Thursday, August 14th, 2008

Recently, my sister gave me a copy of On Writing by Stephen King. I’ve never been really big on Stephen King (nothing against him, just usually not my genre), but On Writing is a great read for any aspiring writer.

The first half of the book is mostly King’s memoirs of his childhood and development into a successful writer. It’s interesting, but for me, the real value of the book was the second half. In it, he shifts his focus to advice for writers. He discusses the “writer’s toolkit,” writing habits, mechanics, and even how to set up a good writing workspace.

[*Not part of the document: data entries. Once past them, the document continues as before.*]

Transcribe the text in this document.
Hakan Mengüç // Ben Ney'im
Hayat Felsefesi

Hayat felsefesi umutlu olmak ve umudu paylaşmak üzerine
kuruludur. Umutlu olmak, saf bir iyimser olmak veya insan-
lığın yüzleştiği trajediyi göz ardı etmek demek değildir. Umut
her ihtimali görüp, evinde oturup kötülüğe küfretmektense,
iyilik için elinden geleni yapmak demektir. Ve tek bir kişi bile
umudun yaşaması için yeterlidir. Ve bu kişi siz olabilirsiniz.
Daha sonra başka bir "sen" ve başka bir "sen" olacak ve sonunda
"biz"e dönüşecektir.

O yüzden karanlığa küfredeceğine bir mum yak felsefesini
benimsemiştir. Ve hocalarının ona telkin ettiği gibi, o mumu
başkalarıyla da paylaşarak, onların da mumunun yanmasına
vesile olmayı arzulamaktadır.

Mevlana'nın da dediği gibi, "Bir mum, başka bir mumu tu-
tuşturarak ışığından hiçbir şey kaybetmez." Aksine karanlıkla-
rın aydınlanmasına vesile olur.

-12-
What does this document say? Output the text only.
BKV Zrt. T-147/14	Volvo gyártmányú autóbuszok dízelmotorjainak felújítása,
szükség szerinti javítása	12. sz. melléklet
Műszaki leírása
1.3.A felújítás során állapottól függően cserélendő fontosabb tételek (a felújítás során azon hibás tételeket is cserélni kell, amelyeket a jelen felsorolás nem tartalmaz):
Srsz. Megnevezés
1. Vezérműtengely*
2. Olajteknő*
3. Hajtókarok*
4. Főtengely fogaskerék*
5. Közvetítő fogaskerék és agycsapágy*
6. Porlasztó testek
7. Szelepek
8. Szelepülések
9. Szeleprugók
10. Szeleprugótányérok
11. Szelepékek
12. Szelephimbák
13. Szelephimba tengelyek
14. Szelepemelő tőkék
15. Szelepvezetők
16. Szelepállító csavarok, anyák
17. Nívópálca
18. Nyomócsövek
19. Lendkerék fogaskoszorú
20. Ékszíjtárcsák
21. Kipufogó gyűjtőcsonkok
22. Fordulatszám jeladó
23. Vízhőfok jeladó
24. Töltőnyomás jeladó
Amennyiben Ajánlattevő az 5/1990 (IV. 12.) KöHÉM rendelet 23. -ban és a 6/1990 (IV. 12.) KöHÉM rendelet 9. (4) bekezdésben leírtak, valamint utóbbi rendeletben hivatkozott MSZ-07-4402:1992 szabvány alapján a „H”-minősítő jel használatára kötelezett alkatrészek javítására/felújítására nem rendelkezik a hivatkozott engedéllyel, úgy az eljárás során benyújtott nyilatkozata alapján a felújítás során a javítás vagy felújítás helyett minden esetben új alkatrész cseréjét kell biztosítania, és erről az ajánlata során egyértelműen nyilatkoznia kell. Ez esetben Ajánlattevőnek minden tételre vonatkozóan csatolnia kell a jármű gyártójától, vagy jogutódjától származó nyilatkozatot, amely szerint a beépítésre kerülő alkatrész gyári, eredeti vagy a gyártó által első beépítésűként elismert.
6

One of the best things that came from reading On Writing was King’s reference to Elements of Style by William Strunk and E.B White. I read this book several years ago when my creative writing professor required our class to do so. At the time, it seemed like a busywork assignment and I was just happy it was short. However, after King’s multiple mentions, I decided to reread it. What a great refresher! I highly recommend that any serious ReviewFuse member read this book. It will make you a better writer and a better reviewer. In fact, I dare you to read Elements of Style and then try and do a review without mentioning something you learned in it.

You can buy the latest edition of Elements of Style on Amazon.com

or

You can view the text of the 1918 edition for free by looking in the external links section of the Elements of Style page on Wikipedia.